Met behulp van de informatie verkregen uit medische dossiers en apotheekdatabases berekenden we de gebruiksduur en de tijd sinds het stoppen met hormonale anticonceptiemiddelen. We categoriseerden vrouwen als gebruikmakend van een hoog-androgeen hormonaal anticonceptivum als ze gedurende ten minste 6 maanden een hoog-androgeen hormonaal anticonceptivum gebruikten (ongeacht of ze ook een laag-androgeen hormonaal anticonceptivum gebruikten). Gebruiksters van laag-androgene hormonale anticonceptie waren vrouwen die gedurende ten minste 6 maanden uitsluitend laag-androgene hormonale anticonceptiemiddelen gebruikten, en niet-gebruiksters waren vrouwen die geen van beide soorten anticonceptiemiddelen gebruikten. Omdat vrouwen die kort na het begin stoppen met pilgebruik kunnen verschillen van degenen die doorgaan met het gebruik, werden vrouwen die een van beide soorten hormonale anticonceptiemiddelen <6 maanden gebruikten uitgesloten.
Analytische dataset
Van de 391 casus- en 368 controlepersonen die in aanmerking kwamen, sloten we vrouwen uit die <6 maanden een hormonaal anticonceptiemiddel gebruikten (29 casus- en 25 controlepersonen). Vrouwen die niet konden worden ingedeeld in categorieën van hoog of laag androgeen hormonaal anticonceptiegebruik vanwege ontbrekende informatie over hormonale anticonceptieformuleringen of duur (drie casus en zeven controlepersonen) werden ook uit onze analyses weggelaten.
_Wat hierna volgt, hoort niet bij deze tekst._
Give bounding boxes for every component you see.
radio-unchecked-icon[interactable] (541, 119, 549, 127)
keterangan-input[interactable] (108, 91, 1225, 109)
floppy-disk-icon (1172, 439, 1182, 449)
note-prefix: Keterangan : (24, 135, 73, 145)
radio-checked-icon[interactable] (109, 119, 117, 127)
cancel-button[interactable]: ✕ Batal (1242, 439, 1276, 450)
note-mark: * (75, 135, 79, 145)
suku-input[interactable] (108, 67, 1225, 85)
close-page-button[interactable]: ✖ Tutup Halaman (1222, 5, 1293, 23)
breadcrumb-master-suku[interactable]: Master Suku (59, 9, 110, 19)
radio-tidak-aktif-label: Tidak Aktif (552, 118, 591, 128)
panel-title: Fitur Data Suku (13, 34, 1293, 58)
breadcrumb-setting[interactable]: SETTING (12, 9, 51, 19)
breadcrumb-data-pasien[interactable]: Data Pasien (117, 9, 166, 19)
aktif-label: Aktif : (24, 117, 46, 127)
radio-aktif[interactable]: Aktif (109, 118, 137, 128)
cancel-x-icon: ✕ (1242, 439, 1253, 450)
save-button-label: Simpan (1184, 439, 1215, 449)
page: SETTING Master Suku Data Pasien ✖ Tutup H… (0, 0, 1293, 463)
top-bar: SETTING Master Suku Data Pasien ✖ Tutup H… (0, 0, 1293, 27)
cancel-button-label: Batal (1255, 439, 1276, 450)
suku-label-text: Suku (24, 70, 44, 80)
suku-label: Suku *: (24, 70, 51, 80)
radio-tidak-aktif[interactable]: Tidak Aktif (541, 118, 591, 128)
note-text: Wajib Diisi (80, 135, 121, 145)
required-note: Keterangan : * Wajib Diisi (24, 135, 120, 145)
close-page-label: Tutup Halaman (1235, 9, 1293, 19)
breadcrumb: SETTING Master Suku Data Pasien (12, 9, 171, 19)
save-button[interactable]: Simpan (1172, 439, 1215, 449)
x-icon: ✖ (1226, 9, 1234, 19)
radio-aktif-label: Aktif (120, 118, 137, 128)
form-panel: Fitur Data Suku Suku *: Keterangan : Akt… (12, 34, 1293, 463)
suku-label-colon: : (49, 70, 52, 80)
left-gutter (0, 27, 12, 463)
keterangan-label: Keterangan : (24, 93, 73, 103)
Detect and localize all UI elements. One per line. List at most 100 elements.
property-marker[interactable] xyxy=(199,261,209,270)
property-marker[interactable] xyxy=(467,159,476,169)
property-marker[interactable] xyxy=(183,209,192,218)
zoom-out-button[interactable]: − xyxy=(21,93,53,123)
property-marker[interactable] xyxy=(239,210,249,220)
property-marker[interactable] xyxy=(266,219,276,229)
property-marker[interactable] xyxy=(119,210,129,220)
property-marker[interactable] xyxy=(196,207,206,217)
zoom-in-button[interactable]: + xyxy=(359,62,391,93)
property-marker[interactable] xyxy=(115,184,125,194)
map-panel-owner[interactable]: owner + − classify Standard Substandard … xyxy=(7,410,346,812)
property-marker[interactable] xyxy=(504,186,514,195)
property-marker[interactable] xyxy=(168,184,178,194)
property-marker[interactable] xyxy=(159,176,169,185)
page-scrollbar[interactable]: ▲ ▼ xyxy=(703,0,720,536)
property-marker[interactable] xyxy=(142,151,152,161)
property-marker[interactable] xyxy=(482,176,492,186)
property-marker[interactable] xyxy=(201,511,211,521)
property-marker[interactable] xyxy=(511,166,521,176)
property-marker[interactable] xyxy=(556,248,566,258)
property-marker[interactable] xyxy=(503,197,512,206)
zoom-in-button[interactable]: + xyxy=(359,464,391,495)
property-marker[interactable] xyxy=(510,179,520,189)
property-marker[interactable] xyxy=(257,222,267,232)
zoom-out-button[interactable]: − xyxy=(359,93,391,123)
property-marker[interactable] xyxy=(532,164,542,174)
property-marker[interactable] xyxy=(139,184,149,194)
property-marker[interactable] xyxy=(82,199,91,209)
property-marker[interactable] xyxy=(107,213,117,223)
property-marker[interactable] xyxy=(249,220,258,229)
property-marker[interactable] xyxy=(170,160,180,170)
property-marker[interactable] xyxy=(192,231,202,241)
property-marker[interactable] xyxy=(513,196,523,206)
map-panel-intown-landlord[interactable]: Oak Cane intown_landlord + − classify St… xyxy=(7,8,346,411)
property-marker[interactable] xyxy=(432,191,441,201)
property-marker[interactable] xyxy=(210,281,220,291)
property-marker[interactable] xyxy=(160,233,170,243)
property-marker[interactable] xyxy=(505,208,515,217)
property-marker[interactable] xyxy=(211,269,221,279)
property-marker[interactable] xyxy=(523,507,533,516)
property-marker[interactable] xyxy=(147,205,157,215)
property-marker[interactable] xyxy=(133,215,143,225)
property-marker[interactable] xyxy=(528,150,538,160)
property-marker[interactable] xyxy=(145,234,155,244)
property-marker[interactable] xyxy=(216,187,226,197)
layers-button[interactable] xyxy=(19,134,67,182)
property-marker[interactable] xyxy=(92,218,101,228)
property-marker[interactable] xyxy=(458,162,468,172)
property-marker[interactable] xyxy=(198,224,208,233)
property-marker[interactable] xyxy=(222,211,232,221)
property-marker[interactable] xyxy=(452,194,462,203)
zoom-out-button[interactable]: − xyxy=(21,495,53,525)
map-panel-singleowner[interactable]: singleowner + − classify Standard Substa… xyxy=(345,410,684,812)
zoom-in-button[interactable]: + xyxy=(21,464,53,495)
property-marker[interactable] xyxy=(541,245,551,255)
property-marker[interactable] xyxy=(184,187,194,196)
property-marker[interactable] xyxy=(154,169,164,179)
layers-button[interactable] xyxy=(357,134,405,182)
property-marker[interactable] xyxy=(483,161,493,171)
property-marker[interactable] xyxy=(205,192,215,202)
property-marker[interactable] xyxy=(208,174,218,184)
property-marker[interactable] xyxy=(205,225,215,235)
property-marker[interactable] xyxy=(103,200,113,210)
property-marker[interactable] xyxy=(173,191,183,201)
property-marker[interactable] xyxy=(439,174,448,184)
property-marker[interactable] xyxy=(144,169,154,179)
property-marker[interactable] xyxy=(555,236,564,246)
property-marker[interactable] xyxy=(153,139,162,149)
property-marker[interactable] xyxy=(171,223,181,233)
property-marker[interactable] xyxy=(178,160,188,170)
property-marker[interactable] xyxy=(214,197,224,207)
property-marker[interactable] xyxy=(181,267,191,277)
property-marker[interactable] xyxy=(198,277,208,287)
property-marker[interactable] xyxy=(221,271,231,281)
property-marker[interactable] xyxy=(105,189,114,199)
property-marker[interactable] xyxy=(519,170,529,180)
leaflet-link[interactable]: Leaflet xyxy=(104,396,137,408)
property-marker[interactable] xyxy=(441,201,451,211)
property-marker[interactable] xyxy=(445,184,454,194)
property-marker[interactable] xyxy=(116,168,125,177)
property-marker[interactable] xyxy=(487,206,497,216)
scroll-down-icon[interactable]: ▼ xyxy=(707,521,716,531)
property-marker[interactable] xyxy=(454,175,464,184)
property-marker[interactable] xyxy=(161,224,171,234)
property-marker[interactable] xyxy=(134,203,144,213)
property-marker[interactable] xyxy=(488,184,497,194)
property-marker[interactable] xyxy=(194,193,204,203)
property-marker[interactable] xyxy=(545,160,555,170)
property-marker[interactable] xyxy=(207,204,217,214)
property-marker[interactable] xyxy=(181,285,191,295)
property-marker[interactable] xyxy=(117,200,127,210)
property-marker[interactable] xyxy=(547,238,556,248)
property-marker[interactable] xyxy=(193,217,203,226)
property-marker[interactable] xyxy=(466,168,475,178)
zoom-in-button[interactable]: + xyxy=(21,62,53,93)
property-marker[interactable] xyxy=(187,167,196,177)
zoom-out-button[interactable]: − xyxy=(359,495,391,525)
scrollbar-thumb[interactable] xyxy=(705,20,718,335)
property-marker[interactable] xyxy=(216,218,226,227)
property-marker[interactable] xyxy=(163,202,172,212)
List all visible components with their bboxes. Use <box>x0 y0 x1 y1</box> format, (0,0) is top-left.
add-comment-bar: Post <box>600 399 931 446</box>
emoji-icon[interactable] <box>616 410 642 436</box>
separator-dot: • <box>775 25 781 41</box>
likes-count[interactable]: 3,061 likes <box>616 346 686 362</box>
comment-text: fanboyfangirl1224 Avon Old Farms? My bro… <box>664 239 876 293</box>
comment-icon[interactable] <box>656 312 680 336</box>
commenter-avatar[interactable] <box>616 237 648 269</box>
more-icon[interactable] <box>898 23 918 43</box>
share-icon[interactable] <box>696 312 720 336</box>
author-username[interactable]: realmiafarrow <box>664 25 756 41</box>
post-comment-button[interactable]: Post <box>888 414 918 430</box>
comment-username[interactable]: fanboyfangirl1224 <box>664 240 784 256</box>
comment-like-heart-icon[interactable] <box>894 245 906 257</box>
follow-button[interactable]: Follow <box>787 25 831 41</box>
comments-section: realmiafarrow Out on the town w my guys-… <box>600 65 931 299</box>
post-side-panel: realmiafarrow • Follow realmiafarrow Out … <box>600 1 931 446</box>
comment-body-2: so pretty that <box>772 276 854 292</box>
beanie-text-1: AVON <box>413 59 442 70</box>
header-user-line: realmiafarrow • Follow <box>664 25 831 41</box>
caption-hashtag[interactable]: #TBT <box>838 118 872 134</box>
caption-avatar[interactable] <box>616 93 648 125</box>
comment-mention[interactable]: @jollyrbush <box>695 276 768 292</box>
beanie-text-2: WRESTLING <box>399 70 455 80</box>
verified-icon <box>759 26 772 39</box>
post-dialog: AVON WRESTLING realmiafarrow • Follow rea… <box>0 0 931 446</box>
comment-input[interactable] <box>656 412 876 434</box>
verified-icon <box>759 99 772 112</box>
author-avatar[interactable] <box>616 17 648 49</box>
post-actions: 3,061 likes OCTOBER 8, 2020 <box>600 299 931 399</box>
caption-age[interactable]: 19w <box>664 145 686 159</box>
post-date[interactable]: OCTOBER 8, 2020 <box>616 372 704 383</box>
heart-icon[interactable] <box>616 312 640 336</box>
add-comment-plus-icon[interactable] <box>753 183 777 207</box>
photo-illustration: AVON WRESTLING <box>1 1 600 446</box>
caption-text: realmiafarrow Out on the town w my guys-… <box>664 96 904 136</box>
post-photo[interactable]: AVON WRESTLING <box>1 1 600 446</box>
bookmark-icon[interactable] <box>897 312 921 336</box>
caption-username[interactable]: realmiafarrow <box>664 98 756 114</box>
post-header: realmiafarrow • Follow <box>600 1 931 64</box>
Statistische analyses werden uitgevoerd met behulp van onvoorwaardelijke logistische regressie. Odds ratio’s werden berekend als schattingen van het relatieve risico van GDM als functie van elke categorie van hormonaal anticonceptiegebruik. Potentieel verstorende factoren werden afzonderlijk als covariaten in de modellen opgenomen, en die factoren die de odds ratio schattingen van de relatie tussen hormonaal anticonceptivagebruik en GDM met >10% veranderden, werden opgenomen in de voor covariaten gecorrigeerde modellen. Deze factoren waren leeftijd (continu), ras/etniciteit (niet-Hispanic white, Aziatisch, Hispanic, African American, overig, of onbekend), en een geschiedenis van onvruchtbaarheid (ja/nee). In een derde model werd gecorrigeerd voor de BMI vóór de zwangerschap. Trends tussen niveaus van blootstelling aan hormonale anticonceptiemiddelen (bv. gebruiksduur) werden beoordeeld door P-waarden te onderzoeken voor een enkele trendvariabele gecodeerd als de categorie van blootstelling (1, 2, 3, enz.). Deze studie werd goedgekeurd door de menselijke proefpersonencommissie van het Kaiser Foundation Research Institute.